However, against horde armies they are incredibly effective and can quickly wipe the table clean of those nasty orks, nids, cultists or guardsmen. I've also employed them to good effect clearing those random tactical squads left just behind the mid table away from objectives. 

So, mixed results. The vehicles don't have a lot of staying power, so if those Dark Eldar get close enough to lance you, you've probably had it. However, with enough deterrents or scary things like hellhounds, melta mechanised vets or sacrificial sentinels, they may be left alone long enough to make a big difference.

Fiction wise, the artillery doesn't differ too much from what was seen in WW1 and WW2 (guard wise).
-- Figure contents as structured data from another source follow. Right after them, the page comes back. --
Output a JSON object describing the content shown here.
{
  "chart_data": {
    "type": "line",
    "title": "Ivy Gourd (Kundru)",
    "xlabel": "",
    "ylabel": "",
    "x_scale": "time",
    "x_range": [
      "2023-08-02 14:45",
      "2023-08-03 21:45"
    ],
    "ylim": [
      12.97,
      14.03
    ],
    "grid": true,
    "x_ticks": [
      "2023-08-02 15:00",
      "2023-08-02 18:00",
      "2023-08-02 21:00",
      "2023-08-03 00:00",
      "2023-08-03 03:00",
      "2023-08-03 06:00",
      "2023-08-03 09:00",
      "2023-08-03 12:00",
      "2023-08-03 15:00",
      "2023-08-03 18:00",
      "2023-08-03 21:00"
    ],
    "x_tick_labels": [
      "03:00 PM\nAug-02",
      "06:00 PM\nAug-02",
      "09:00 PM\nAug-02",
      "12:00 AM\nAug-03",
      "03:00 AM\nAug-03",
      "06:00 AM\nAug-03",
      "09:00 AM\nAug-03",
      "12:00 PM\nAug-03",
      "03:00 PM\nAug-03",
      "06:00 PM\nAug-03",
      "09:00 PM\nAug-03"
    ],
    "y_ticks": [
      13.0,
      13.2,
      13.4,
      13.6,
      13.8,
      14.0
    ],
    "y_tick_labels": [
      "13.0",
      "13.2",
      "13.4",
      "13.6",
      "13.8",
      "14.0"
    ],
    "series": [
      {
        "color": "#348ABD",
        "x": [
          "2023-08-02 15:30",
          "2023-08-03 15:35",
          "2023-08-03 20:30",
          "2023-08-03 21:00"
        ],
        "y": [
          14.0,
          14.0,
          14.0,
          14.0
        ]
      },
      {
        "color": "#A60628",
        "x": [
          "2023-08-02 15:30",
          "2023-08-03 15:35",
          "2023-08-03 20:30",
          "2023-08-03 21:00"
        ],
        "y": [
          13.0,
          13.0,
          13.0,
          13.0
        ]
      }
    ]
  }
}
Good references are the Western Front WW1 like Sainte-Brettenous and Ypres, and from WW2 Monte Casino and the Africa Campaigns, especially the sieges of Tobruk. The Guard is vast and if you wanted, you could make your army a Gun Regiment plus rear area security team that just has the bad luck to have been left at the front of the line during every single battle they've fought in... tough luck to those guys!


----------



## Chaplain-Grimaldus (Aug 4, 2013)

That or it constantly has the misfortune of being attacked by the most sneaky flanking enemies!

If you want a real world account on what it is like to be on the receiving end of an indirect barrage (Ugl, Mortar, Chinese rockets and Rpg) and having artillery fire support in combat (105, GMLRS missiles) then PM me and I will be happy to talk about it, just not here


----------



## Old Man78 (Nov 3, 2011)

"One wages war with artillery" Napoleon

"Artillery is the god of war" Stalin, me thinks


----------